本书内容
Chapter 1, Puppet Infrastructure introduces some key techniques for managing your Puppet server and manifests, including version control, automated deployment, file serving, pre-signing and autosigning certificates, scaling with Passenger, and a distributed decentralized Puppet architecture using Git.
Chapter 2, Monitoring, Reporting, and Troubleshooting covers ways that Puppet can report information about what it’s doing, and the status of your systems. This includes graphical and e-mail reports, log and debug messages, dependency graphing, testing and dry-running your manifests, using tags, run stages, and environments, and a guide to some of Puppet’s more common error messages.
Chapter 3, Puppet Language and Style will show you examples of good programming style in Puppet and language constructs that can help you keep your code concise and readable, including conditionals, selectors, case statements, arrays, and regular expressions.
Chapter 4, Writing Better Manifests takes you through structuring your Puppet manifests using node and class inheritance, resource dependencies, and parameterized classes. You’ll also see how to get data in and out of Puppet from the environment using CSV files and shell scripts.
Chapter 5, Working with Files and Packages covers powerful techniques for managing config files, including ERB templates, generating files from snippets, and using the Augeas tool. You’ll also see how to use Puppet to install packages from APT repositories, and how to set up your own APT and Gem repositories.
Chapter 6, Users and Virtual Resources explains how virtual resources can help you manage different combinations of users and packages on different machines, and shows you how to use Puppet’s resource scheduling and auditing features.
Chapter 7, Applications focuses on some specific applications that you may need to manage with Puppet, including complete recipes for Apache and Nginx, MySQL, Drupal, and Rails.

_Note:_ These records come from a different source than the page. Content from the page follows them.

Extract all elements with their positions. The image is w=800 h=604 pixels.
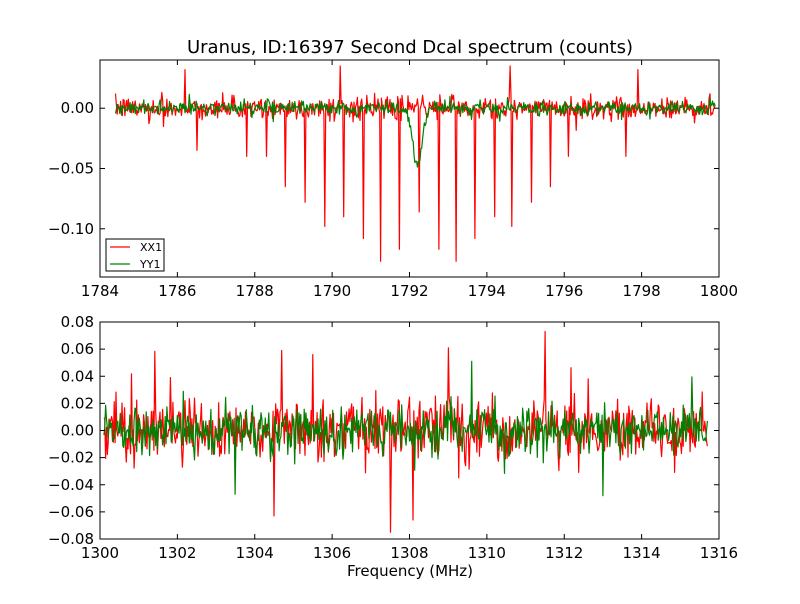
bottom-xtick-label: 1310 <box>468 544 506 562</box>
bottom-ytick-label: −0.08 <box>48 530 94 548</box>
bottom-series-yy1 <box>103 360 708 497</box>
top-chart-title: Uranus, ID:16397 Second Dcal spectrum (c… <box>187 37 633 58</box>
top-xtick-label: 1788 <box>236 282 274 300</box>
top-ytick-label: −0.05 <box>48 160 94 178</box>
bottom-xtick-label: 1304 <box>236 544 274 562</box>
bottom-ytick-label: −0.02 <box>48 449 94 467</box>
legend-label-xx1: XX1 <box>140 241 162 254</box>
top-series-yy1 <box>114 93 716 168</box>
bottom-ytick-label: 0.08 <box>61 313 94 331</box>
top-ytick-label: −0.10 <box>48 220 94 238</box>
bottom-xtick-label: 1312 <box>545 544 583 562</box>
bottom-xtick-label: 1300 <box>81 544 119 562</box>
bottom-ytick-label: 0.06 <box>61 340 94 358</box>
top-xtick-label: 1784 <box>81 282 119 300</box>
legend: XX1 YY1 <box>105 238 165 272</box>
bottom-xtick-label: 1306 <box>313 544 351 562</box>
top-xtick-label: 1790 <box>313 282 351 300</box>
bottom-ytick-label: −0.04 <box>48 476 94 494</box>
bottom-plot-area <box>103 330 708 533</box>
bottom-xtick-label: 1316 <box>700 544 738 562</box>
bottom-ytick-label: 0.02 <box>61 394 94 412</box>
bottom-x-axis-label: Frequency (MHz) <box>347 562 473 580</box>
top-plot-area <box>114 65 716 262</box>
top-xtick-label: 1786 <box>158 282 196 300</box>
top-xtick-label: 1800 <box>700 282 738 300</box>
chart-top: Uranus, ID:16397 Second Dcal spectrum (c… <box>48 37 738 300</box>
top-xtick-label: 1798 <box>623 282 661 300</box>
bottom-xtick-label: 1302 <box>158 544 196 562</box>
top-ytick-label: 0.00 <box>61 99 94 117</box>
top-x-axis: 1784 1786 1788 1790 1792 1794 1796 1798 1800 <box>81 60 738 300</box>
bottom-ytick-label: −0.06 <box>48 503 94 521</box>
bottom-y-axis: 0.08 0.06 0.04 0.02 0.00 −0.02 −0.04 −0.06 −0.08 <box>48 313 719 548</box>
bottom-xtick-label: 1308 <box>390 544 428 562</box>
top-xtick-label: 1794 <box>468 282 506 300</box>
bottom-xtick-label: 1314 <box>623 544 661 562</box>
top-xtick-label: 1792 <box>390 282 428 300</box>
chart-bottom: 1300 1302 1304 1306 1308 1310 1312 1314 1316 0.0… <box>48 313 738 580</box>
legend-box <box>105 238 165 272</box>
top-y-axis: 0.00 −0.05 −0.10 <box>48 99 719 238</box>
bottom-ytick-label: 0.00 <box>61 422 94 440</box>
top-xtick-label: 1796 <box>545 282 583 300</box>
bottom-ytick-label: 0.04 <box>61 367 94 385</box>
bottom-x-axis: 1300 1302 1304 1306 1308 1310 1312 1314 1316 <box>81 322 738 562</box>
legend-label-yy1: YY1 <box>139 258 160 271</box>
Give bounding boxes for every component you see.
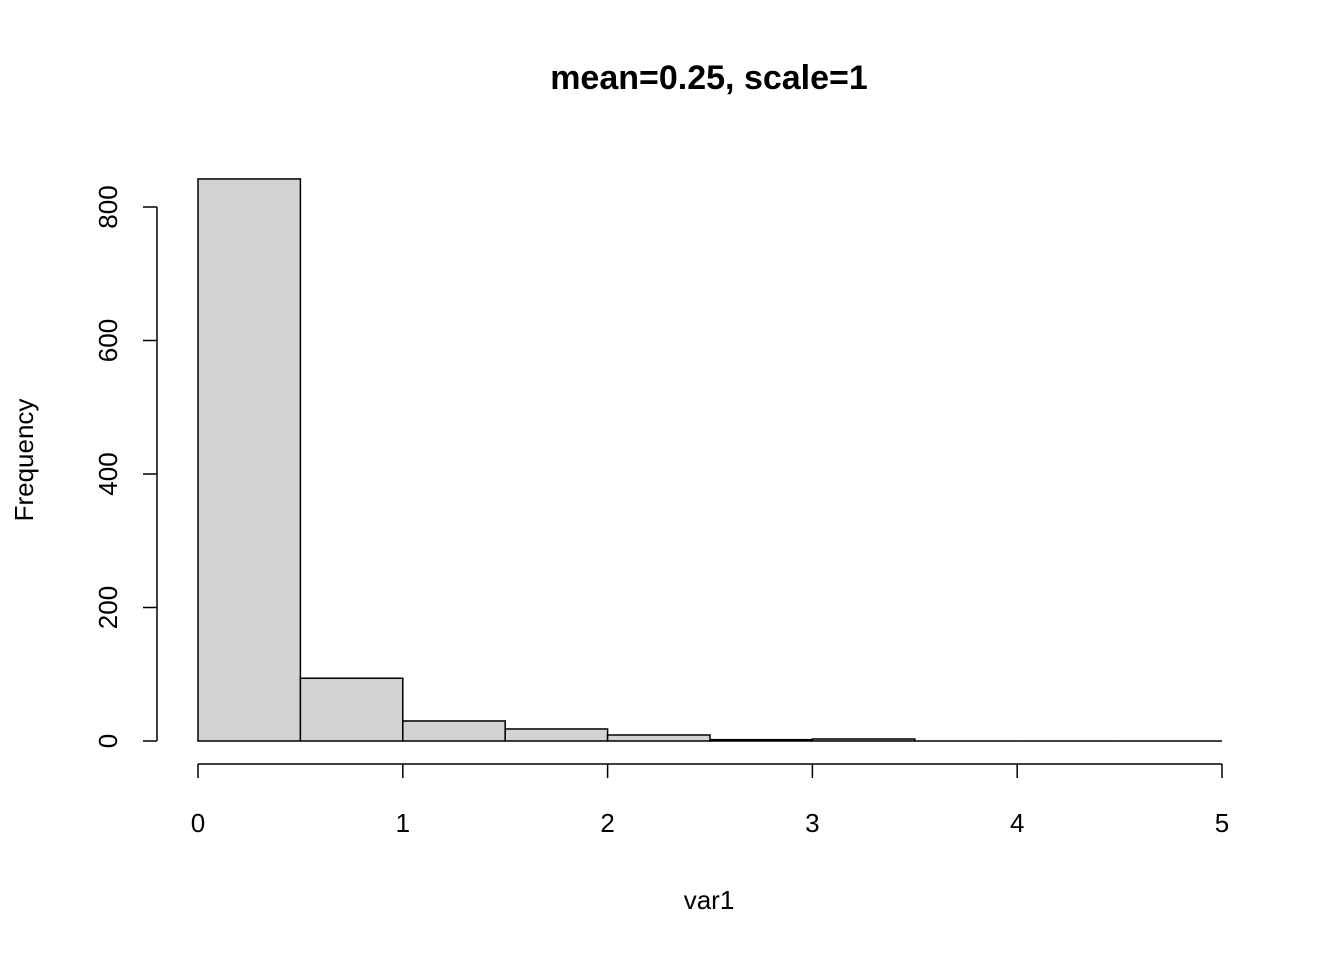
y-tick-label: 0 <box>93 734 123 748</box>
bar <box>299 677 404 742</box>
bar <box>197 178 302 742</box>
x-tick-label: 0 <box>191 808 205 838</box>
bar <box>709 738 814 742</box>
y-axis-label: Frequency <box>9 399 39 522</box>
bar <box>402 720 506 742</box>
y-tick-label: 400 <box>93 452 123 495</box>
y-tick-label: 200 <box>93 586 123 629</box>
y-tick-label: 800 <box>93 185 123 228</box>
bar <box>504 728 609 742</box>
x-tick-label: 4 <box>1010 808 1024 838</box>
x-tick-label: 1 <box>396 808 410 838</box>
bar <box>811 738 916 742</box>
x-axis-label: var1 <box>684 885 735 915</box>
x-tick-label: 5 <box>1215 808 1229 838</box>
y-tick-label: 600 <box>93 319 123 362</box>
bar <box>606 734 711 742</box>
x-tick-label: 2 <box>600 808 614 838</box>
chart-title: mean=0.25, scale=1 <box>550 59 868 97</box>
x-tick-label: 3 <box>805 808 819 838</box>
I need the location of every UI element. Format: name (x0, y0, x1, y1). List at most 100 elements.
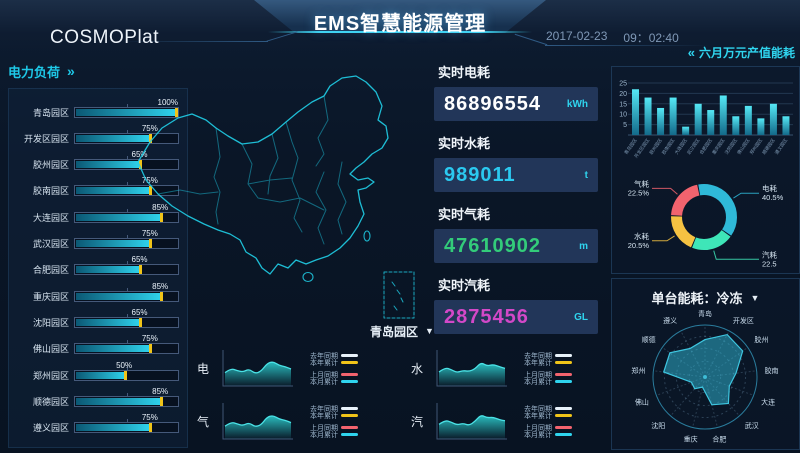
trend-chart-label: 电 (196, 362, 209, 376)
legend-item: 本月累计 (308, 431, 358, 439)
load-bar-value: 75% (141, 334, 158, 344)
legend-item: 本年累计 (308, 412, 358, 420)
power-load-panel: 电力负荷 » 青岛园区 100% 开发区园区 75% 胶州园区 65% 胶南园区 75% 大连园… (8, 60, 188, 448)
load-bar-row: 重庆园区 85% (11, 282, 179, 307)
load-bar-marker (138, 160, 142, 170)
trend-area-chart (222, 402, 293, 439)
donut-label: 汽耗 22.5 (762, 249, 777, 268)
bar (719, 95, 727, 135)
power-load-title-row: 电力负荷 » (8, 60, 188, 82)
scale-tick (126, 235, 128, 239)
header-line-left (120, 41, 268, 42)
chevrons-left-icon: « (687, 45, 695, 60)
load-bar-row: 胶州园区 65% (11, 150, 179, 176)
trend-charts-grid: 电去年同期 本年累计 上月同期 本月累计水去年同期 本年累计 上月同期 本月累计气去年同期本… (196, 342, 608, 448)
stat-label: 实时电耗 (438, 65, 491, 80)
load-bar-fill (76, 266, 141, 274)
radar-axis-label: 青岛 (698, 309, 712, 318)
legend-text: 本月累计 (524, 378, 552, 386)
legend-item: 去年同期 (308, 405, 358, 413)
radar-area (662, 333, 744, 406)
power-load-title: 电力负荷 (8, 64, 61, 80)
legend-item: 上月同期 (308, 424, 358, 432)
load-bar-label: 重庆园区 (32, 291, 69, 302)
park-selector[interactable]: 青岛园区 ▼ (196, 322, 608, 340)
legend-text: 本年累计 (310, 412, 338, 420)
trend-legend: 去年同期 本年累计 上月同期 本月累计 (308, 352, 358, 386)
radar-axis-label: 大连 (761, 397, 775, 406)
legend-item: 本月累计 (308, 378, 358, 386)
load-bar-fill (76, 345, 152, 353)
scale-tick (126, 261, 128, 265)
stat-box: 47610902 m (434, 229, 598, 263)
page-title: EMS智慧能源管理 (313, 13, 487, 35)
datetime: 2017-02-23 09：02:40 (546, 29, 679, 46)
unit-energy-selector[interactable]: 单台能耗：冷冻 ▼ (612, 288, 799, 307)
donut-segment (698, 184, 737, 236)
load-bar-label: 遵义园区 (32, 423, 69, 434)
legend-item: 上月同期 (308, 371, 358, 379)
donut-leader-line (652, 187, 678, 195)
load-bar-track: 75% (74, 413, 179, 434)
bar (769, 103, 777, 135)
scale-tick (126, 340, 128, 344)
load-bar-marker (149, 239, 153, 249)
stat-value: 47610902 (444, 234, 541, 257)
bar (694, 103, 702, 135)
load-bar-fill (76, 292, 162, 300)
load-bar-label: 青岛园区 (32, 107, 69, 118)
trend-area-chart (436, 402, 507, 439)
load-bar-row: 佛山园区 75% (11, 334, 179, 360)
legend-text: 本月累计 (310, 431, 338, 439)
load-bar-label: 胶南园区 (32, 186, 69, 197)
load-bar-fill (76, 108, 177, 116)
legend-item: 本年累计 (522, 359, 572, 367)
legend-swatch (341, 373, 358, 376)
stat-label: 实时水耗 (438, 136, 491, 151)
scale-tick (126, 156, 128, 160)
load-bar-fill (76, 213, 162, 221)
legend-swatch (341, 426, 358, 429)
park-trend-block: 青岛园区 ▼ 电去年同期 本年累计 上月同期 本月累计水去年同期 本年累计 上月同期 本月累… (196, 322, 608, 450)
scale-tick (126, 366, 128, 370)
stat-unit: m (579, 240, 588, 252)
monthly-energy-panel: 5 10 15 20 25 青岛园区 开发区园区 胶州园区 胶南园区 大连园区 武汉园区 合肥园区 重庆… (611, 66, 800, 274)
bar (682, 126, 690, 135)
bar (732, 116, 740, 135)
stat-value: 2875456 (444, 305, 529, 328)
legend-text: 去年同期 (310, 405, 338, 413)
header: EMS智慧能源管理 COSMOPlat 2017-02-23 09：02:40 (0, 0, 800, 56)
legend-item: 去年同期 (308, 352, 358, 360)
radar-axis-label: 郑州 (631, 367, 645, 375)
park-selector-label: 青岛园区 (370, 324, 419, 339)
legend-swatch (341, 407, 358, 410)
trend-legend: 去年同期 本年累计上月同期 本月累计 (308, 405, 358, 439)
load-bar-value: 50% (116, 360, 133, 370)
load-bar-label: 大连园区 (32, 212, 69, 223)
unit-energy-panel: 单台能耗：冷冻 ▼ 青岛 开发区 胶州 胶南 大连 武汉 合肥 重庆 沈阳 佛山 郑州 顺德 遵义 (611, 278, 800, 450)
stat-unit: GL (574, 311, 588, 323)
logo: COSMOPlat (50, 27, 160, 48)
scale-tick (126, 129, 128, 133)
load-bar-track: 65% (74, 150, 179, 171)
legend-item: 上月同期 (522, 424, 572, 432)
load-bar-row: 遵义园区 75% (11, 413, 179, 439)
y-axis-tick: 15 (619, 101, 627, 108)
radar-axis-label: 沈阳 (651, 421, 665, 430)
power-load-chart: 青岛园区 100% 开发区园区 75% 胶州园区 65% 胶南园区 75% 大连园区 85% 武汉园… (8, 88, 188, 448)
legend-text: 去年同期 (310, 352, 338, 360)
scale-tick (126, 419, 128, 423)
load-bar-track: 85% (74, 387, 179, 408)
load-bar-track: 75% (74, 176, 179, 197)
monthly-energy-bar-chart: 510152025青岛园区开发区园区胶州园区胶南园区大连园区武汉园区合肥园区重庆… (619, 81, 793, 160)
y-axis-tick: 5 (623, 122, 627, 129)
radar-axis-label: 胶南 (765, 366, 779, 375)
trend-chart-label: 水 (410, 362, 423, 376)
legend-text: 上月同期 (310, 371, 338, 379)
date-text: 2017-02-23 (546, 29, 608, 43)
bar (669, 97, 677, 135)
scale-tick (126, 287, 128, 291)
dropdown-arrow-icon: ▼ (750, 292, 760, 303)
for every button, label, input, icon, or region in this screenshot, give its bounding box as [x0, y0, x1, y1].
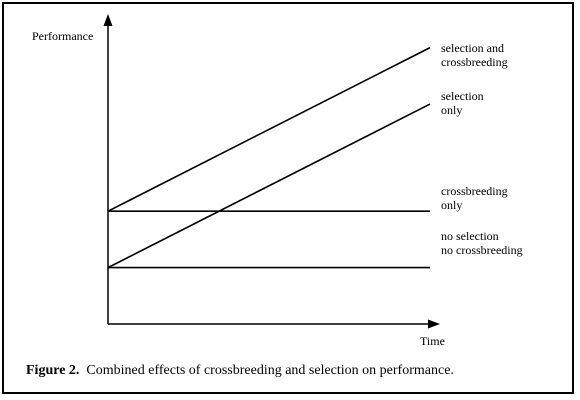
x-axis-arrowhead	[428, 319, 440, 329]
figure-caption: Figure 2. Combined effects of crossbreed…	[26, 363, 566, 379]
series-label-line: crossbreeding	[441, 55, 508, 69]
caption-prefix: Figure 2.	[26, 363, 80, 378]
series-label-crossbreeding-only: crossbreeding only	[441, 184, 508, 212]
caption-text: Combined effects of crossbreeding and se…	[86, 363, 454, 378]
series-line-selection-only	[107, 103, 431, 269]
series-label-line: no crossbreeding	[441, 243, 523, 257]
series-label-line: no selection	[441, 229, 499, 243]
series-label-selection-and-crossbreeding: selection and crossbreeding	[441, 41, 508, 69]
series-label-line: only	[441, 103, 462, 117]
series-line-selection-and-crossbreeding	[107, 46, 431, 212]
series-label-line: selection and	[441, 41, 504, 55]
y-axis-arrowhead	[103, 14, 113, 26]
series-label-line: selection	[441, 89, 484, 103]
series-label-no-selection-no-crossbreeding: no selection no crossbreeding	[441, 229, 523, 257]
series-label-line: crossbreeding	[441, 184, 508, 198]
series-label-line: only	[441, 198, 462, 212]
y-axis-label: Performance	[32, 29, 93, 43]
chart-axes	[103, 14, 440, 329]
x-axis-label: Time	[420, 334, 445, 348]
series-label-selection-only: selection only	[441, 89, 484, 117]
figure-frame	[2, 2, 574, 394]
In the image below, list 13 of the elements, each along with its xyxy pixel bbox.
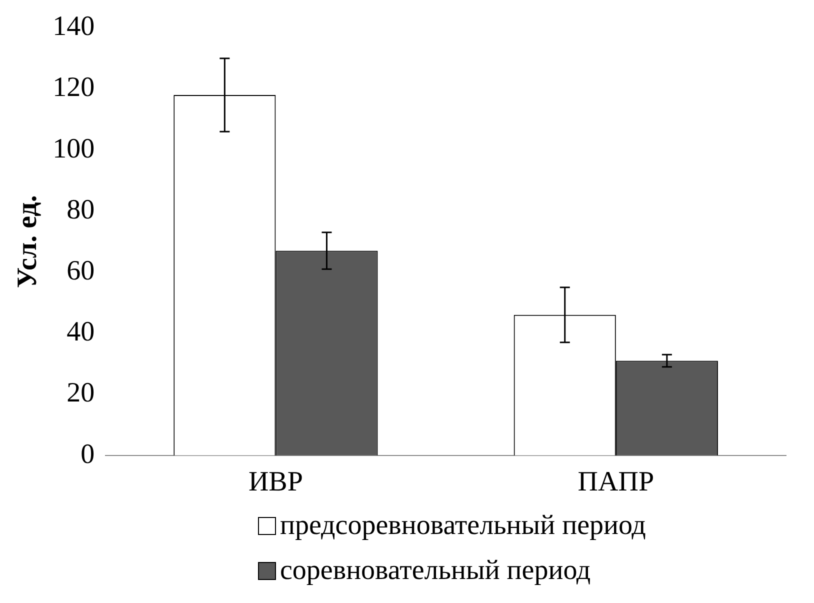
y-tick-label: 140 [52,11,95,42]
y-tick-label: 40 [66,316,95,348]
y-tick-label: 100 [52,133,95,164]
x-tick-label: ИВР [248,466,303,498]
y-tick-label: 120 [52,72,95,104]
y-tick-label: 60 [66,256,95,286]
y-tick-label: 20 [66,378,95,409]
series-label: предсоревновательный период [280,510,646,542]
x-tick-label: ПАПР [578,466,654,498]
y-tick-label: 0 [80,438,95,470]
y-tick-label: 80 [66,194,95,226]
legend-label: соревновательный период [280,554,591,586]
y-axis-title: Усл. ед. [12,195,44,288]
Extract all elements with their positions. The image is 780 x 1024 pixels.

Chapter 8, Servers and Cloud Infrastructure extends the power of Puppet to managing virtual machines, both in the cloud and on your desktop, with recipes for Vagrant and EC2 instances. It also shows you how to set up a Nagios monitoring server, load balancing with HAProxy, firewalls with iptables, network filesystems with NFS, and high-availability services with Heartbeat.
Chapter 9, External Tools and the Puppet Ecosystem looks at the tools that have grown up around Puppet and help you integrate it with the rest of your network, including Puppet Dashboard, Foreman, and MCollective. It also introduces you to some advanced topics including writing your own resource types, providers, and external node classifiers.